Your Hysterectomy

Your Hysterectomy – Retain or remove the cervix?

The great debate roars. You are due for a hysterectomy for a non-cancerous or non pre-cancerous condition, and calculating whether or not to have your cervix removed? Welcome to the world of some 600,000 hysterectomies per year in the United States. History reveals. The time tried Vaginal Hysterectomies always include removal of the cervix. Up until World War II the universal abdominal approach was the Supracervical Hysterectomy, with the above (supra) non-removal of the cervix. In the 1950’s advances in antibiotics, blood banking, and anesthesia, and concerns for cervical cancer, the Total Abdominal Hysterectomy, with removal of the cervix, became the standard of practice. In 1988 Dr. Harry Reich from Pennsylvania advocated the first laparoscopic hysterectomy. This minimally invasive procedure grew in popularity and rapidly evolved. The challenge at the time was securing the major blood supplying vessels to the uterus, the uterine arteries. Playing it safe, Dr. Reich brilliantly suggested surgically dissecting the first half of the operation through the abdominal scope (laparoscope), and the second half with the major vessel ligation (uterine arteries) through the vagina, with removal of the cervix. Securing these vessels through the vagina was a time proven method of which gynecologic surgeons were most familiar. Thus the Laparoscopic Assisted Vaginal Hysterectomy (LAVH) was born. With advancing technology and better instrumentation, this was eventually forwarded to complete the entire procedure from the abdomen, through the scope. The advent of today’s Laparoscopic Supracervical Hysterectomy (LSCH), and the Laparoscopic Hysterectomy (LH) with removal of the cervix.

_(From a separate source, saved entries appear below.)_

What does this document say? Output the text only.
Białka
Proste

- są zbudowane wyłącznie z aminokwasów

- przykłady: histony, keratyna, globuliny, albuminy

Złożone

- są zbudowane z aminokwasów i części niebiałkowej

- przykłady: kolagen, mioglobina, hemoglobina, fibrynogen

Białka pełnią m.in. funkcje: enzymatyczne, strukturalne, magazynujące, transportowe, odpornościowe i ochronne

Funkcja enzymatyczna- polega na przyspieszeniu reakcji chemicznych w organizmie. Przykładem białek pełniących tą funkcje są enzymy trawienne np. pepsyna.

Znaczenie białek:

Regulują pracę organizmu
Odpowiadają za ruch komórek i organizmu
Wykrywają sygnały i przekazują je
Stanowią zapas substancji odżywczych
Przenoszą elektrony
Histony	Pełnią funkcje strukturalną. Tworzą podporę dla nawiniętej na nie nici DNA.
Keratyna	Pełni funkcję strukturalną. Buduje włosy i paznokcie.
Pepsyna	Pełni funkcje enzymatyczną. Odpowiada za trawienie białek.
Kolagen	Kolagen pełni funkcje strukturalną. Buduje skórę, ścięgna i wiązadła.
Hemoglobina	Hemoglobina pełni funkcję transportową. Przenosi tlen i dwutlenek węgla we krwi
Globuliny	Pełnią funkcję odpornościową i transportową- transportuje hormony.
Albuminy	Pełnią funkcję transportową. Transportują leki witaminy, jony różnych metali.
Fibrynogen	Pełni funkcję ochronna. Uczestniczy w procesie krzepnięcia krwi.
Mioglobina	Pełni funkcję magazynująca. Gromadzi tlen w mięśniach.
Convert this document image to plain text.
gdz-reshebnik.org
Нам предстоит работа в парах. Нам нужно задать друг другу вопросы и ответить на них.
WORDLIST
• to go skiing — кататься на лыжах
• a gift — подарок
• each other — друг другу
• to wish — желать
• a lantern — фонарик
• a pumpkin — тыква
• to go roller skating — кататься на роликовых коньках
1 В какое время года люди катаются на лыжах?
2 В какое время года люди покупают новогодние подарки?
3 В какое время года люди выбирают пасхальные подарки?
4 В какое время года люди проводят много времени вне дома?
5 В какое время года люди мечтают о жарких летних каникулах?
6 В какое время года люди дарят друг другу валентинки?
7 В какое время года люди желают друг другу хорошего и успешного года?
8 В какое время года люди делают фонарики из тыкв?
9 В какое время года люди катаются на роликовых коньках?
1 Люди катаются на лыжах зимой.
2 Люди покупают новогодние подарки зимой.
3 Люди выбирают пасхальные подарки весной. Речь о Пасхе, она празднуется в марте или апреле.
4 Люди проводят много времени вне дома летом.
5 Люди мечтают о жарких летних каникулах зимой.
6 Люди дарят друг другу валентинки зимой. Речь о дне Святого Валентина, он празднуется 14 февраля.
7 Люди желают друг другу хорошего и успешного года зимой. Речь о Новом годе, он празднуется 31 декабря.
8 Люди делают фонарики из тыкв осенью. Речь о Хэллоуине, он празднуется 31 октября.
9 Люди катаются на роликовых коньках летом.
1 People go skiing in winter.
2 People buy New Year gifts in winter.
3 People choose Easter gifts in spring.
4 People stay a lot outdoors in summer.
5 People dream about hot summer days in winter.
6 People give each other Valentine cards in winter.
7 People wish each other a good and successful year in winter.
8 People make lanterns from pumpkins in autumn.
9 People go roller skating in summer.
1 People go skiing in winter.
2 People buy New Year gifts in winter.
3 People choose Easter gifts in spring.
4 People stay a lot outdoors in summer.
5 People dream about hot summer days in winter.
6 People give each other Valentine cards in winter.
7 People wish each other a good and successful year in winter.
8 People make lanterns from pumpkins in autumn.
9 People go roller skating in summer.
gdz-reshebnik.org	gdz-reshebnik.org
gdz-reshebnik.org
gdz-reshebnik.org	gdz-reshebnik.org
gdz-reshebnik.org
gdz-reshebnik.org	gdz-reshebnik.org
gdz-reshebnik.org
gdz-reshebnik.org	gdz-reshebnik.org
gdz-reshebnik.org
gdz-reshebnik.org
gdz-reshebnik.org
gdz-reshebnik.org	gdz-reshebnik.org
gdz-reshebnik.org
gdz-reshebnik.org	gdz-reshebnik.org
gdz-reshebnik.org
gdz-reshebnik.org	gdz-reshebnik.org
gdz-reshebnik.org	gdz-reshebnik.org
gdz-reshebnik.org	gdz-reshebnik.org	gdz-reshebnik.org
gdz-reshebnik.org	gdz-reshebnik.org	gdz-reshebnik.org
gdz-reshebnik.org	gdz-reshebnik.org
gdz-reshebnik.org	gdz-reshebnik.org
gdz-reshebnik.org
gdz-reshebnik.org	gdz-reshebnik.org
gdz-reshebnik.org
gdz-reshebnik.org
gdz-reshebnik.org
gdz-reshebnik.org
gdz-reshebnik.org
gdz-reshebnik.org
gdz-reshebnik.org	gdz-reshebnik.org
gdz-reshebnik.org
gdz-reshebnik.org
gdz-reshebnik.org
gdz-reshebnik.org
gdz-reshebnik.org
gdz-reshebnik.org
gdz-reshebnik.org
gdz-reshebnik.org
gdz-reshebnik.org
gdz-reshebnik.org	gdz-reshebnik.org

Upside and downside. On the positive end the retained cervix will preserve the support of the bladder, and upper vagina. Vaginal length will best be preserved without scarring. On the downside, some have complained of vaginal shortening after the cervix is removed, secondary to vaginal cuff closure and scarring, with resultant dyspareunia (pain with intercourse). Studies have essentially supported there is no change in sexual sensation and/or orgasmic ability with or without the cervix. Leaving the cervix will require continuation of regular Pap smears.

With all the debate, The Am College of Ob Gyn (ACOG) in their November 2009 Committee Opinion stated, “Vaginal hysterectomy is the approach of choice.” Many believe this opinion is rapidly becoming outdated. ACOG went on to further state, “Laparoscopic hysterectomy is an alternative to abdominal hysterectomy if a vaginal hysterectomy is not indicated or feasible.” My belief is the non removal of the cervix in the absence of pathology will become the laparoscopic hysterectomy of choice. The more invasive abdominal hysterectomy will be replaced by laparoscopic surgery. This will defeat the popular vaginal hysterectomy with the removal of the cervix in non cancerous or precancerous states. Our current young generation will see less and less cervical cancer with the advent of the Human Papilloma Virus (HPV) Vaccine injections. My thought, save your cervix when planning a hysterectomy in the absence of a cancerous or a pre-cancerous state. Always consult your surgeon before making a final decision.